Angela Tina Moles is a New Zealand ecologist, evolutionary biologist and science communicator who worked in Australia since 1998. She is professor of botany and ecology and leads the Big Ecology Lab at the University of New South Wales.

== Education ==
Moles graduated from Victoria University of Wellington in 1997 with a BSc. She then completed a PhD at Macquarie University in 2004, with a thesis titled "The Seed Size Synthesis". In 2006 she undertook a postgraduate diploma in higher education, focusing on biological sciences.

== Career ==
On completion of her PhD, Moles remained at Macquarie University where she continued her study of seed size. She moved to the University of New South Wales in 2007 where from her research she concluded that 92% vines worldwide twisted anticlockwise, contrary to predictions that they would follow the Coriolis effect or the sun.

Moles presented "Our Relationship with Weeds" at TEDxSydney in 2012.

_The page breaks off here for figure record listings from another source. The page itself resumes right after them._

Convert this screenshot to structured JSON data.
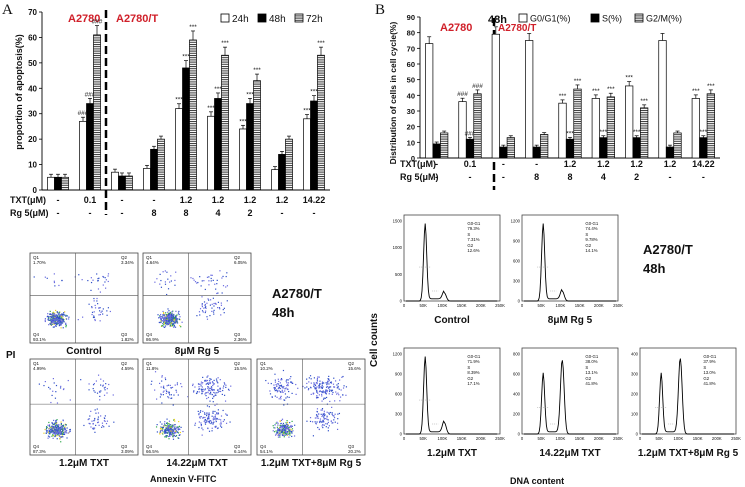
{
  "figure": {
    "panel_a_letter": "A",
    "panel_b_letter": "B",
    "flow_a": {
      "ylabel": "PI",
      "xlabel": "Annexin V-FITC",
      "cell_line": "A2780/T",
      "time": "48h",
      "plots": [
        {
          "caption": "Control",
          "q1": "1.70%",
          "q2": "3.34%",
          "q3": "1.82%",
          "q4": "93.1%"
        },
        {
          "caption": "8μM Rg 5",
          "q1": "4.64%",
          "q2": "6.05%",
          "q3": "2.36%",
          "q4": "86.9%"
        },
        {
          "caption": "1.2μM TXT",
          "q1": "4.99%",
          "q2": "4.59%",
          "q3": "3.09%",
          "q4": "87.3%"
        },
        {
          "caption": "14.22μM TXT",
          "q1": "11.8%",
          "q2": "15.5%",
          "q3": "6.14%",
          "q4": "66.5%"
        },
        {
          "caption": "1.2μM TXT+8μM Rg 5",
          "q1": "10.2%",
          "q2": "15.6%",
          "q3": "20.2%",
          "q4": "54.1%"
        }
      ]
    },
    "flow_b": {
      "ylabel": "Cell counts",
      "xlabel": "DNA content",
      "cell_line": "A2780/T",
      "time": "48h",
      "x_ticks": [
        "0",
        "50K",
        "100K",
        "150K",
        "200K",
        "250K"
      ],
      "plots": [
        {
          "caption": "Control",
          "y_ticks": [
            "0",
            "500",
            "1000",
            "1500"
          ],
          "g0g1": "79.3%",
          "s": "7.31%",
          "g2": "12.6%"
        },
        {
          "caption": "8μM Rg 5",
          "y_ticks": [
            "0",
            "300",
            "600",
            "900",
            "1200"
          ],
          "g0g1": "74.4%",
          "s": "9.78%",
          "g2": "14.1%"
        },
        {
          "caption": "1.2μM TXT",
          "y_ticks": [
            "0",
            "300",
            "600",
            "900",
            "1200"
          ],
          "g0g1": "71.9%",
          "s": "8.39%",
          "g2": "17.1%"
        },
        {
          "caption": "14.22μM TXT",
          "y_ticks": [
            "0",
            "200",
            "400",
            "600",
            "800"
          ],
          "g0g1": "38.0%",
          "s": "13.1%",
          "g2": "41.8%"
        },
        {
          "caption": "1.2μM TXT+8μM Rg 5",
          "y_ticks": [
            "0",
            "100",
            "200",
            "300",
            "400"
          ],
          "g0g1": "37.9%",
          "s": "13.0%",
          "g2": "41.8%"
        }
      ]
    }
  },
  "chart_data": [
    {
      "type": "bar",
      "title": "",
      "ylabel": "proportion of apoptosis(%)",
      "xlabel": "",
      "ylim": [
        0,
        70
      ],
      "y_ticks": [
        0,
        10,
        20,
        30,
        40,
        50,
        60,
        70
      ],
      "group_labels": [
        "A2780",
        "A2780/T"
      ],
      "legend": [
        "24h",
        "48h",
        "72h"
      ],
      "row_labels": [
        "TXT(μM)",
        "Rg 5(μM)"
      ],
      "txt": [
        "-",
        "0.1",
        "-",
        "-",
        "1.2",
        "1.2",
        "1.2",
        "1.2",
        "14.22"
      ],
      "rg5": [
        "-",
        "-",
        "-",
        "8",
        "8",
        "4",
        "2",
        "-",
        "-"
      ],
      "series": [
        {
          "name": "24h",
          "values": [
            5,
            27,
            7,
            8.5,
            32,
            29,
            24,
            8,
            28
          ]
        },
        {
          "name": "48h",
          "values": [
            5,
            34,
            5.5,
            16,
            48,
            36,
            34,
            14,
            35
          ]
        },
        {
          "name": "72h",
          "values": [
            5,
            61,
            5.5,
            20,
            59,
            53,
            43,
            20,
            53
          ]
        }
      ],
      "significance": [
        [
          "",
          "",
          ""
        ],
        [
          "###",
          "###",
          "###"
        ],
        [
          "",
          "",
          ""
        ],
        [
          "",
          "",
          ""
        ],
        [
          "***",
          "***",
          "***"
        ],
        [
          "***",
          "***",
          "***"
        ],
        [
          "***",
          "***",
          "***"
        ],
        [
          "",
          "",
          ""
        ],
        [
          "***",
          "***",
          "***"
        ]
      ]
    },
    {
      "type": "bar",
      "title": "48h",
      "ylabel": "Distribution of cells in cell cycle(%)",
      "xlabel": "",
      "ylim": [
        0,
        90
      ],
      "y_ticks": [
        0,
        10,
        20,
        30,
        40,
        50,
        60,
        70,
        80,
        90
      ],
      "group_labels": [
        "A2780",
        "A2780/T"
      ],
      "legend": [
        "G0/G1(%)",
        "S(%)",
        "G2/M(%)"
      ],
      "row_labels": [
        "TXT(μM)",
        "Rg 5(μM)"
      ],
      "txt": [
        "-",
        "0.1",
        "-",
        "-",
        "1.2",
        "1.2",
        "1.2",
        "1.2",
        "14.22"
      ],
      "rg5": [
        "-",
        "-",
        "-",
        "8",
        "8",
        "4",
        "2",
        "-",
        "-"
      ],
      "series": [
        {
          "name": "G0/G1(%)",
          "values": [
            73,
            36,
            79,
            75,
            35,
            38,
            46,
            75,
            38
          ]
        },
        {
          "name": "S(%)",
          "values": [
            9,
            12,
            7,
            7,
            12,
            13,
            13,
            7,
            13
          ]
        },
        {
          "name": "G2/M(%)",
          "values": [
            16,
            41,
            13,
            15,
            44,
            39,
            32,
            16,
            41
          ]
        }
      ],
      "significance": [
        [
          "",
          "",
          ""
        ],
        [
          "###",
          "###",
          "###"
        ],
        [
          "",
          "",
          ""
        ],
        [
          "",
          "",
          ""
        ],
        [
          "***",
          "***",
          "***"
        ],
        [
          "***",
          "***",
          "***"
        ],
        [
          "***",
          "***",
          "***"
        ],
        [
          "",
          "",
          ""
        ],
        [
          "***",
          "***",
          "***"
        ]
      ]
    }
  ]
}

For the World Herbivory Project, Moles visited 75 ecosystems around the world and assessed how animals and plants interact. She has also studied the evolutionary changes in plants introduced to Australia.

== Awards and recognition ==
Moles was awarded the L'Oreal/UNESCO for Women in Science Fellowship in and the NSW Tall Poppy Award in 2008. She was awarded the Edgeworth David Medal in 2010 and the Frank Fenner Prize for Life Scientist of the Year in 2013.

Moles was elected a Fellow of the Royal Society of New South Wales in 2017. In 2018 Moles was awarded the Australian Ecology Research Award by the Ecological Society of Australia in recognition of her contribution to "major advances in the development of understanding of global patterns in ecology". She was awarded the 2021 Nancy Millis Medal for Women in Science by the Australian Academy of Science.